We’re a tough lot. When the big winds blow, we stick together and the community builds back bigger and better than before, like antibiotics that select out the most resistant strains. We build bigger but do we builder smarter? Jury’s still out on that one. Our bravado against nature seems dimmed somehow, especially after the Oil Spill. That’s a horse of a different color, now an invisible invader. We can’t see it but we know it’s around. Haunting…disturbing.

So—Margaritaville.

Beyond Margaritaville, if you travel another half-mile west, you enter the Ft. Pickens National Park—a seven-mile stretch of protected barrier island beaches and habitats. And, even though it, too, has been impacted by the human footprint (the park maintains an asphalt road for the big recreational vans to get to the camping grounds), you can still get a glimpse of the natural habitats of a barrier island ecosystem. And it is truly a wonder. If you go off-season like now, in December, and you take time to walk around the marshlands, oak-pine woodlands, beaches, bay and inlets, you will not go unrewarded for your troubles getting there.

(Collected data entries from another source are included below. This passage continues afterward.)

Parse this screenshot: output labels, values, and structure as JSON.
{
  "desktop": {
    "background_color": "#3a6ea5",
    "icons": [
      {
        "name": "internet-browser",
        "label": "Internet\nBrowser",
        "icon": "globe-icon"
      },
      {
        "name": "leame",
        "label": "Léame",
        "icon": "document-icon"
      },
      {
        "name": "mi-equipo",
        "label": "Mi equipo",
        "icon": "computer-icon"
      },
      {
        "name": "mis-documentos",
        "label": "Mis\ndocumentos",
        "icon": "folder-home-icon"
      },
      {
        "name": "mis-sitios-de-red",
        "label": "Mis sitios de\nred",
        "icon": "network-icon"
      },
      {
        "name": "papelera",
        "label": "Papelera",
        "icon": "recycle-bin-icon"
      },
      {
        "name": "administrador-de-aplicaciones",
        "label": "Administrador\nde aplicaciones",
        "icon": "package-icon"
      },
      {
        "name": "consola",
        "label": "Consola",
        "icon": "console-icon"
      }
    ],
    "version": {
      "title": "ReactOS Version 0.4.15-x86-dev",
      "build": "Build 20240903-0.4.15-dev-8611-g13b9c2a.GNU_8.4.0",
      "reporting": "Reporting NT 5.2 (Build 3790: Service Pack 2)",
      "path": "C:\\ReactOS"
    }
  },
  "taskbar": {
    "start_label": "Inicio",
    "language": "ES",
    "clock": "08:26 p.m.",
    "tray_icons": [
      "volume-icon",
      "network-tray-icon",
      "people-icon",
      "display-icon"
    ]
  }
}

Go light. Binoculars and camera allowed. Pack a snack or lunch and beverage and go to Battery Worth part of the William Bartram Trail. You can park your car and head out to the bay, back to the view from the top of the old ramparts, then head out on the west-facing sandy marsh trail (1.7 miles) that ends at the main fort and information center. Meander and listen. Lots of bird action, wonderful wildflowers and vines, herons, ducks, and estuaries. You might see a beaver or an armadillo waddling around. Stop to rest on a bench, better yet lay back and watch the clouds. You can find peaceful moments if you let your thoughts run off on their own, unattended. Keep going. There are miles of trails, interpretation of history at the Fort, a marvelous bookstore and lots of Civil War history. Walk to the fishing pier and diving points; you will not be bored. Keep going out onto the shore line and watch for the mullet run to the ocean waters where they are spawning millions of mullet babies now through February. Look for jumping silver-bellied fish, and dark-backed schools of mullet running the waves. I actually saw some cut the curl.

Beyond Margaritaville you’ll capture the attitude of the latitude for certain.